Ryan’s facts and Obama’s fictions

Mitt Romney’s choice of Rep. Paul Ryan as his vice-presidential running mate seems obvious — if not inevitable — in retrospect, even though it was by no means obvious to most of us beforehand.

Anyone who wants to get a quick sense of Paul Ryan should watch a short video of a February 2010 meeting in which Ryan politely, but devastatingly, “schools” President Obama on the utter fraudulence of the statistics that the Obama administration was using to claim that ObamaCare would reduce the deficit.

As a long-time member, and now chairman, of the House Budget Committee, Ryan is thoroughly familiar with both the facts and fictions in the federal government’s budget. In recent years, the fictions have grown much bigger than the facts. But, as Ryan reminded the president, hiding spending is not the same as reducing spending.

If this year’s election is going to be decided on the basis of hard facts, the Obama administration is doomed. But the Obama campaign is well aware of that, which is why we are hearing so many innuendoes and outright lies about such peripheral issues as what Mitt Romney is supposed to have done while running Bain Capital — or even what is supposed to have happened at Bain Capital years after Mitt Romney was gone.

The Obama campaign’s big smear, about how Romney is supposed to have caused a woman to die of cancer, has been exposed as a lie by CNN. What smears like this show is that the administration can’t run on its track record, so it has to run on distractions from the country’s real problems.

When Sen. Harry Reid claims that Mitt Romney hasn’t paid his income taxes, and demands that Romney disprove this unsubstantiated allegation, that raises an obvious question as to why the IRS hasn’t prosecuted Romney, instead of leaving that to a partisan politician in an election year.

What makes this a farce is that Reid himself has not released his own income-tax records, while claiming that Romney’s release of only two years isn’t enough.

If Mitt Romney releases all his tax records going back to his childhood, it will not put a stop to this fishing expedition, much less bring an apology when those records show nothing illegal. It will just provide more material for making more distracting claims to change the subject from the track record of the Obama administration.

When Ronald Reagan ran against Jimmy Carter in 1980, he asked the question that should be asked of voters when any president is seeking reelection: “Are you better off than you were four years ago?”

Four years later, when Reagan ran for re-election, he implicitly asked and answered that same question in a campaign commercial titled “Morning in America,” which listed the ways the country was better off than it had been four years earlier.

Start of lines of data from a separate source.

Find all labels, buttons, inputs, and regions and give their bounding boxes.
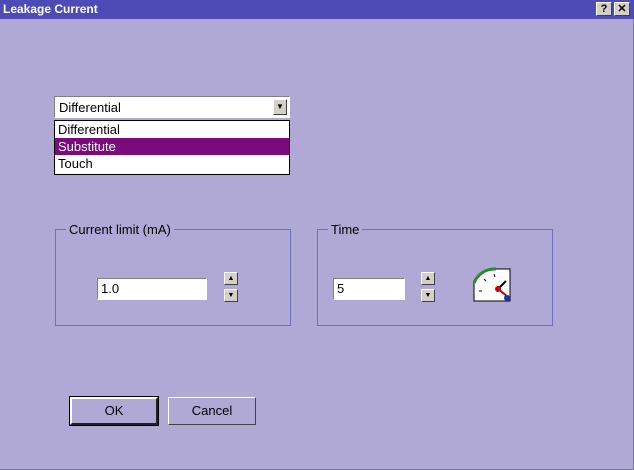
time-spin-down-icon[interactable]: ▼ (421, 289, 435, 302)
title-bar: Leakage Current ? ✕ (0, 0, 634, 19)
mode-dropdown-list: Differential Substitute Touch (54, 120, 290, 175)
leakage-current-dialog: Leakage Current ? ✕ Differential ▼ Diffe… (0, 0, 634, 470)
time-input[interactable]: 5 (333, 278, 405, 300)
window-title: Leakage Current (3, 2, 98, 16)
close-button[interactable]: ✕ (614, 2, 630, 16)
dropdown-option-touch[interactable]: Touch (55, 155, 289, 172)
dropdown-option-substitute[interactable]: Substitute (55, 138, 289, 155)
ok-button[interactable]: OK (69, 396, 159, 426)
cancel-button[interactable]: Cancel (168, 397, 256, 425)
current-limit-label: Current limit (mA) (69, 222, 171, 237)
time-spin-up-icon[interactable]: ▲ (421, 272, 435, 285)
time-label: Time (331, 222, 360, 237)
mode-selected-value: Differential (59, 100, 121, 115)
current-limit-group: Current limit (mA) (55, 222, 291, 326)
clock-timer-icon[interactable] (472, 267, 512, 303)
time-group: Time (317, 222, 553, 326)
current-limit-input[interactable]: 1.0 (97, 278, 207, 300)
mode-combobox[interactable]: Differential ▼ (54, 96, 290, 118)
help-button[interactable]: ? (596, 2, 612, 16)
current-limit-spin-up-icon[interactable]: ▲ (224, 272, 238, 285)
dropdown-arrow-icon[interactable]: ▼ (273, 99, 287, 115)
current-limit-spin-down-icon[interactable]: ▼ (224, 289, 238, 302)
dropdown-option-differential[interactable]: Differential (55, 121, 289, 138)
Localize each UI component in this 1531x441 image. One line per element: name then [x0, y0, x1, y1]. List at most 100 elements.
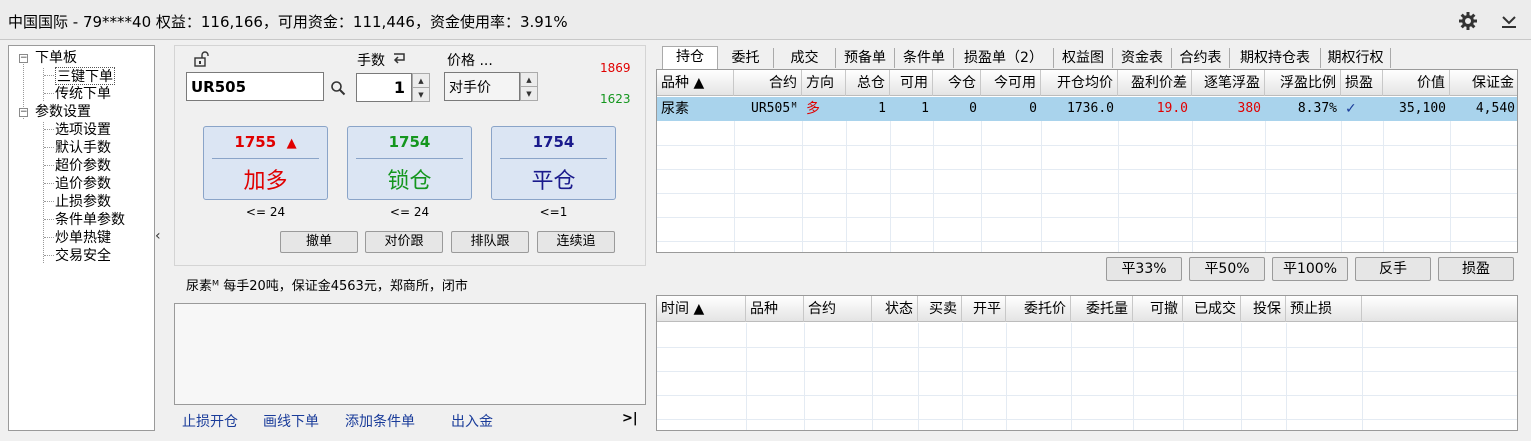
deposit-withdraw-link[interactable]: 出入金 — [451, 411, 493, 431]
tree-item-scalp-hotkeys[interactable]: 炒单热键 — [55, 229, 111, 247]
order-panel: UR505 手数 1 ▲ ▼ 价格 ... 对手价 ▲ ▼ 1869 1623 17… — [174, 45, 646, 266]
col-header-filled[interactable]: 已成交 — [1183, 296, 1241, 322]
add-long-label: 加多 — [243, 169, 288, 194]
close-position-price: 1754 — [532, 133, 575, 151]
cell-contract: UR505ᴹ — [751, 101, 798, 116]
col-header-time[interactable]: 时间 ▲ — [657, 296, 746, 322]
add-conditional-order-link[interactable]: 添加条件单 — [345, 411, 415, 431]
tab-option-exercise[interactable]: 期权行权 — [1321, 48, 1391, 68]
col-header-available[interactable]: 可用 — [890, 70, 933, 96]
col-header-float-ratio[interactable]: 浮盈比例 — [1265, 70, 1341, 96]
col-header-avg-open[interactable]: 开仓均价 — [1041, 70, 1118, 96]
up-arrow-icon: ▲ — [286, 136, 297, 151]
add-long-button[interactable]: 1755 ▲ 加多 — [203, 126, 328, 200]
tab-orders[interactable]: 委托 — [718, 48, 774, 68]
tree-item-trading-security[interactable]: 交易安全 — [55, 247, 111, 265]
qty-stepper[interactable]: 1 — [356, 73, 412, 102]
col-header-hedge[interactable]: 投保 — [1241, 296, 1286, 322]
col-header-float-pnl[interactable]: 逐笔浮盈 — [1192, 70, 1265, 96]
cancel-order-button[interactable]: 撤单 — [280, 231, 358, 253]
cell-value: 35,100 — [1399, 101, 1446, 116]
qty-spinner[interactable]: ▲ ▼ — [412, 73, 430, 102]
gear-icon[interactable] — [1457, 10, 1479, 32]
lock-position-label: 锁仓 — [387, 169, 432, 194]
col-header-value[interactable]: 价值 — [1383, 70, 1450, 96]
col-header-today[interactable]: 今仓 — [933, 70, 981, 96]
tab-conditional-orders[interactable]: 条件单 — [895, 48, 954, 68]
title-bar: 中国国际 - 79****40 权益：116,166，可用资金：111,446，… — [0, 0, 1531, 40]
close-position-limit: <=1 — [539, 205, 568, 219]
return-icon[interactable] — [391, 52, 407, 70]
col-header-stop[interactable]: 损盈 — [1341, 70, 1383, 96]
tab-prepared-orders[interactable]: 预备单 — [836, 48, 895, 68]
reverse-position-button[interactable]: 反手 — [1355, 257, 1431, 281]
stop-profit-button[interactable]: 损盈 — [1438, 257, 1514, 281]
tree-item-three-key-order[interactable]: 三键下单 — [55, 67, 115, 85]
close-33-button[interactable]: 平33% — [1106, 257, 1182, 281]
cell-price-diff: 19.0 — [1156, 101, 1188, 116]
expand-panel-icon[interactable]: >| — [622, 411, 638, 426]
col-header-product[interactable]: 品种 ▲ — [657, 70, 734, 96]
collapse-panel-icon[interactable]: ‹ — [155, 228, 161, 244]
contract-input[interactable]: UR505 — [186, 72, 324, 101]
follow-counter-price-button[interactable]: 对价跟 — [365, 231, 443, 253]
col-header-total[interactable]: 总仓 — [846, 70, 890, 96]
follow-queue-price-button[interactable]: 排队跟 — [451, 231, 529, 253]
cell-float-ratio: 8.37% — [1297, 101, 1337, 116]
tab-contracts[interactable]: 合约表 — [1172, 48, 1230, 68]
tree-item-conditional-params[interactable]: 条件单参数 — [55, 211, 125, 229]
col-header-product[interactable]: 品种 — [746, 296, 804, 322]
stoploss-open-link[interactable]: 止损开仓 — [182, 411, 238, 431]
tab-stop-orders[interactable]: 损盈单（2） — [954, 48, 1054, 68]
col-header-open-close[interactable]: 开平 — [962, 296, 1006, 322]
tab-option-positions[interactable]: 期权持仓表 — [1230, 48, 1321, 68]
col-header-order-qty[interactable]: 委托量 — [1071, 296, 1133, 322]
cell-direction: 多 — [806, 101, 820, 117]
col-header-margin[interactable]: 保证金 — [1450, 70, 1517, 96]
close-100-button[interactable]: 平100% — [1272, 257, 1348, 281]
lock-position-price: 1754 — [388, 133, 431, 151]
unlock-icon[interactable] — [193, 51, 209, 71]
checkmark-icon[interactable]: ✓ — [1341, 97, 1383, 121]
tree-item-overprice-params[interactable]: 超价参数 — [55, 157, 111, 175]
tree-item-stoploss-params[interactable]: 止损参数 — [55, 193, 111, 211]
col-header-status[interactable]: 状态 — [872, 296, 918, 322]
tab-trades[interactable]: 成交 — [774, 48, 836, 68]
tab-positions[interactable]: 持仓 — [662, 46, 718, 69]
close-position-button[interactable]: 1754 平仓 — [491, 126, 616, 200]
expander-icon[interactable]: − — [19, 108, 28, 117]
contract-value: UR505 — [191, 78, 247, 96]
tab-funds[interactable]: 资金表 — [1113, 48, 1172, 68]
message-box[interactable] — [174, 303, 646, 405]
col-header-side[interactable]: 买卖 — [918, 296, 962, 322]
search-icon[interactable] — [330, 80, 346, 100]
cell-available: 1 — [921, 101, 929, 116]
col-header-direction[interactable]: 方向 — [802, 70, 846, 96]
col-header-cancelable[interactable]: 可撤 — [1133, 296, 1183, 322]
tree-item-parameter-settings[interactable]: 参数设置 — [35, 103, 91, 121]
price-mode-select[interactable]: 对手价 — [444, 72, 520, 101]
tree-item-order-board[interactable]: 下单板 — [35, 49, 77, 67]
col-header-today-available[interactable]: 今可用 — [981, 70, 1041, 96]
col-header-order-price[interactable]: 委托价 — [1006, 296, 1071, 322]
price-label[interactable]: 价格 ... — [447, 50, 493, 70]
col-header-contract[interactable]: 合约 — [734, 70, 802, 96]
lock-position-button[interactable]: 1754 锁仓 — [347, 126, 472, 200]
chevron-down-icon[interactable] — [1498, 10, 1520, 32]
close-50-button[interactable]: 平50% — [1189, 257, 1265, 281]
expander-icon[interactable]: − — [19, 54, 28, 63]
col-header-contract[interactable]: 合约 — [804, 296, 872, 322]
col-header-pre-stop[interactable]: 预止损 — [1286, 296, 1362, 322]
line-order-link[interactable]: 画线下单 — [263, 411, 319, 431]
continuous-chase-button[interactable]: 连续追 — [537, 231, 615, 253]
positions-table: 品种 ▲ 合约 方向 总仓 可用 今仓 今可用 开仓均价 盈利价差 逐笔浮盈 浮… — [656, 69, 1518, 253]
tab-equity-chart[interactable]: 权益图 — [1054, 48, 1113, 68]
tree-item-option-settings[interactable]: 选项设置 — [55, 121, 111, 139]
contract-info: 尿素ᴹ 每手20吨，保证金4563元，郑商所，闭市 — [186, 279, 468, 294]
tree-item-traditional-order[interactable]: 传统下单 — [55, 85, 111, 103]
tree-item-chase-params[interactable]: 追价参数 — [55, 175, 111, 193]
price-spinner[interactable]: ▲ ▼ — [520, 72, 538, 101]
add-long-limit: <= 24 — [245, 205, 286, 219]
tree-item-default-lots[interactable]: 默认手数 — [55, 139, 111, 157]
col-header-price-diff[interactable]: 盈利价差 — [1118, 70, 1192, 96]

Don’t look for any “Morning in America” ads from Obama. “Mourning in America” might be more appropriate.

This election is a test of the voting public. If what they want are the hard facts about where the country is, and where it is heading, they cannot vote for more of the same for the next four years.

But, if what they want is emotionally satisfying rhetoric and a promise to give them something for nothing, to be paid for by taxing somebody else, then Obama is their man. This is not to say that the public will in fact get something for nothing or that rich people will just pay higher taxes, when it is easy for them to escape taxation by investing overseas — creating jobs overseas.

Even if most Americans do not have their own taxes raised, that means little, if they end up paying other people’s taxes in the higher prices of goods and services that pass along the higher taxes imposed on businesses.

There are no doubt voters who will vote believing that Obama “cares” more about them. But that is a faith which passeth all understanding. The political mirage of something for nothing, from leaders who “care,” has ruined many a nation.